La lense d'appel aux dons Snapchat
 

TikTok, la star des applications pendant le confinement

Comme Instagram, TikTok tente de supprimer les contenus intentionnellement trompeurs au sujet du coronavirus. Par exemple, les vidéos où des personnes prétendent être atteintes de la maladie ou vendant les mérites de faux remèdes miracles. Mais en sa qualité de challenger, le réseau social est l’un des plus submergés.

L'application comptait 800 millions d'utilisateurs en janvier 2020 (selon DataReportal) et a 115 millions de téléchargements en mars 2020 (selon SensorTower), à la suite des confinements successifs et au besoin de divertissement decitoyens. TikTok doit maintenant modérer des millions de nouveaux utilisateurs qui créent, relaient ou consomment des contenus parfois fallacieux. L’OMS a même dû créer un compte pour faire circuler les vraies informations et les conseils de protection.

 

L'Organisation Mondiale pour la Santé sur TikTok
 

Twitter : flot de hashtags et investissement dans les stories

Roi de la réactivité, Twitter est le lieu de débats et de partages d’informations phare depuis le début de la crise. 527 000 mentions aux hashtags #coronavirus, #covid19, et #coronavirusFrance ont été comptabilisées seulement sur le mois de mars 2020 (selon une étude menée par Hootsuite et Brandwatch). A titre d’exemple, le journal Le Monde a notamment posté plus de 527 tweets avec ces hashtags juste pour la journée du 25 mars. 

Comme Facebook, Twitter compte œuvrer contre les fakes news, notamment en supprimant les messages relayant des théories du complot ou faisant la promotion de traitements inefficaces voire dangereux, ainsi qu’en supprimant les comptes qui usurpent l'identité d'un gouvernement ou d'un responsable ou organisation de la santé.

En coulisses, Twitter prépare son futur et rachète une start-up spécialisée dans le format storiesChroma Labs. Créée en 2018 par des anciens employés de Facebook et Instagram, Chroma Labs et ses sept salariés rejoignent les équipes de Twitter qui préparent ainsi sûrement l’arrivée des stories sur sa plateforme (car Twitter est l’un des derniers réseaux sociaux à ne pas proposer cette fonctionnalité). 

 

Chroma Labs racheté par Twitter
 

YouTube en profite pour conquérir un marché

Dans un contexte de confinement qui peut parfois s’avérer stressant, les utilisateurs sont nombreux à se tourner vers YouTube pour avoir en images les dernières informations. La plateforme comptait 75% de vues en plus pour les vidéos en catégorie « Actualités » au cours des dernières semaines par rapport à 2019. Le réseau est donc loin d’être atteint par la crise et a ouvert le 10 avril dernier sa page « Apprendre à la maison » qui regroupe des contenus éducatifs. Triées par thématiques et âges cibles, les vidéos proviennent de dessins animés, de YouTubeurs connus tels que Nota Bene et Dirty Biology, ou encore d’organisations telles que l'INA et le Musée d'Orsay. 

 

La page « Apprendre » de YouTube

YouTube va, plus discrètement, lancer une appli concurrente de TikTok. Mais YouTube, pour rajeunir sa clientèles'apprête à attaquer directement le marché de TikTok en propulsant une nouvelle application baptisée « Shorts » d’ici décembre 2020. Destiné à engranger des contenus, YouTube va intégrer directement à sa plateforme un flux de vidéos courtes générées par les utilisateurs à la manière de TikTok, le tout en capitalisant sur l'audience déjà en place de la plateforme (2 milliards d’utilisateurs actifs par mois).

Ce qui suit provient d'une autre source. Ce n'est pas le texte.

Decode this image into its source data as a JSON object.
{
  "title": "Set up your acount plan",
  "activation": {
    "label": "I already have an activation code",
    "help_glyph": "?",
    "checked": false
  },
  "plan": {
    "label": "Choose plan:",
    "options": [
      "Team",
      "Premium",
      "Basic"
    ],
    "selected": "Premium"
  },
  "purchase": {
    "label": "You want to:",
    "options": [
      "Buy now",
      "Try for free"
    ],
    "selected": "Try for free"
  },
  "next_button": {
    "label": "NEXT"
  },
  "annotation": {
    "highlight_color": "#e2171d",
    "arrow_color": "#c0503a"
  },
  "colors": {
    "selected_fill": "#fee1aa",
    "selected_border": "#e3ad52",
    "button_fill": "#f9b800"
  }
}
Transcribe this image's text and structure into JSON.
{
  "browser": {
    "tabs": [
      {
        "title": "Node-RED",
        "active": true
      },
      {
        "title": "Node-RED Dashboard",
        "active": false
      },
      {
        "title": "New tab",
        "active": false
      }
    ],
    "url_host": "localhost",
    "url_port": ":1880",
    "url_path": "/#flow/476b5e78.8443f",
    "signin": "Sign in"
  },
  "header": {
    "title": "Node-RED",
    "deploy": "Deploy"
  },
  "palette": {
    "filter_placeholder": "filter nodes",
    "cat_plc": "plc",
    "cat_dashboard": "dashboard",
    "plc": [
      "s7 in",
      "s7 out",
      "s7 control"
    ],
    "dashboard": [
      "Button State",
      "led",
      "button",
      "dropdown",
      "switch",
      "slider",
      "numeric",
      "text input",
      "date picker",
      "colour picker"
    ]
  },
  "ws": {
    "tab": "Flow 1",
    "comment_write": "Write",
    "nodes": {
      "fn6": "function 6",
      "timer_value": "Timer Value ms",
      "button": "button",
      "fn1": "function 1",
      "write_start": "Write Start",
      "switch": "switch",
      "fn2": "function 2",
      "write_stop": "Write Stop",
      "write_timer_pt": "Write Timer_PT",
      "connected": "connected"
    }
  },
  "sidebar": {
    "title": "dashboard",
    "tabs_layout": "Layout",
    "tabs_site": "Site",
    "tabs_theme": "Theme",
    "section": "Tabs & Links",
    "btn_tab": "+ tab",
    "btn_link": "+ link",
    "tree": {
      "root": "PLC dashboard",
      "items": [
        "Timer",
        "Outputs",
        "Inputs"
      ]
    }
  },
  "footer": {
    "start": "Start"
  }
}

Petit plus, les utilisateurs pourront se servir de morceaux de musique sous licence pour leurs vidéos. Face à la situation inédite actuelle et la pression d’organisations telles que des ONG vis-à-vis de la gestion de fake news, les réseaux sociaux ont fait preuve d’une réactivité à toute épreuve, en lançant notamment de nouvelles fonctionnalités et initiatives en quelques jours seulement

Une des questions qui émergent est celle de la liberté d’expression face au contrôle des fakes news par les plateformes privées qui, après la crise, pourrait s’étendre sur d’autres sujets tels que la politique.